Pourquoi suis-je parti, je m’interroge. À cause de ce mystérieux appel de la veille, pourquoi cette vieille femme ressurgit du jour au lendemain ?
Je m’interroge encore sur ce qu’aurait été ma vie si j’avais connu mes parents, au moins ma mère… Cette femme me fait penser à elle.

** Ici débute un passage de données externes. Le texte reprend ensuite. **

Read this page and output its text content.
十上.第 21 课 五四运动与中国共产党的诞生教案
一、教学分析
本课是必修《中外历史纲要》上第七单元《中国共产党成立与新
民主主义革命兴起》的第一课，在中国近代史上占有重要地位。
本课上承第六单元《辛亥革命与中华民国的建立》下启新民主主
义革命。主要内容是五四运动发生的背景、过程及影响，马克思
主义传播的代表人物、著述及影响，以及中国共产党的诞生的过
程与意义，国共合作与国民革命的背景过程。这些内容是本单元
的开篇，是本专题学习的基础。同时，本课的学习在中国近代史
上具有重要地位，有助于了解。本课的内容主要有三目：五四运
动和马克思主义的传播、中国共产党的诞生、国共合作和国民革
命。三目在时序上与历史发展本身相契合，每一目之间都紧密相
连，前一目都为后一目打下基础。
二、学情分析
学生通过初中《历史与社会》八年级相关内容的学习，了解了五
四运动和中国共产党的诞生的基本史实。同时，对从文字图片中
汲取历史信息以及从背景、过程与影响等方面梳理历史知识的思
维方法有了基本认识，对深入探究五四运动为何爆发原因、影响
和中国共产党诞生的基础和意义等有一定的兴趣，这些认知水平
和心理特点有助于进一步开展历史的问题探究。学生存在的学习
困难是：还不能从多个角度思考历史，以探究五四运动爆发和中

Je reviens à la réalité, il est midi. Je suis dans un avion au-dessus de la France pour aller rejoindre cette mystérieuse femme à Barcelone, cette femme qui prétend connaître mes parents !
MARINA
Tiens, je suis à côté du hublot. C’est forcément un signe de chance, un signe du ciel. Un signe de toi, maman ? Comme les sièges sont très étroits, surtout quand on se trouve en classe économique, je n’aurais pas aimé être coincée entre deux voyageurs sans avoir ne serait-ce qu’un espace auquel accrocher mon regard. Or là, le voilà, l’espace : tu accrocheras ton regard au ciel, Marina. Au vaste ciel, aux nuages, aux nuées. Tu fixeras tes yeux sur cet infini intouchable qui se nomme l’éther. Oublie que tu es enfermée dans la carlingue. N’aie pas peur, idiote. On va décoller et finalement, c’est pas plus mal de quitter la terre ferme. Laisse tes soucis coller, comme de la glue, à la terre ferme. Tu t’élèves, tu t’envoles. N’as-tu pas toujours rêvé d’être un oiseau ? C’est étrange, ces couleurs des sièges, des tissus, ces couleurs qui n’en sont pas : ce gris, ce blanc. Est-ce qu’au fur et à mesure qu’on s’éloigne de la terre les couleurs disparaissent ? Les sons aussi, tout est assourdi. Ah non ! j’espère qu’ils ne vont pas nous laisser cette petite musique de fond complètement insipide... On va survoler la méditerranée ! vient-il de dire. J’aimerais bien le voir, le steward. Mais quand on est assis à côté du hublot on a une vue un peu limitée sur ce qui se passe dans les allées, là où il fait sa démonstration du gilet de sauvetage. On dirait un illusionniste. J’ai soif ! Une des choses que je ne supporte pas, c’est qu’ils vous privent de votre bouteille d’eau. Je demanderai un verre d’eau. Je ne peux pas voyager, je ne peux pas vivre, sans eau avec moi.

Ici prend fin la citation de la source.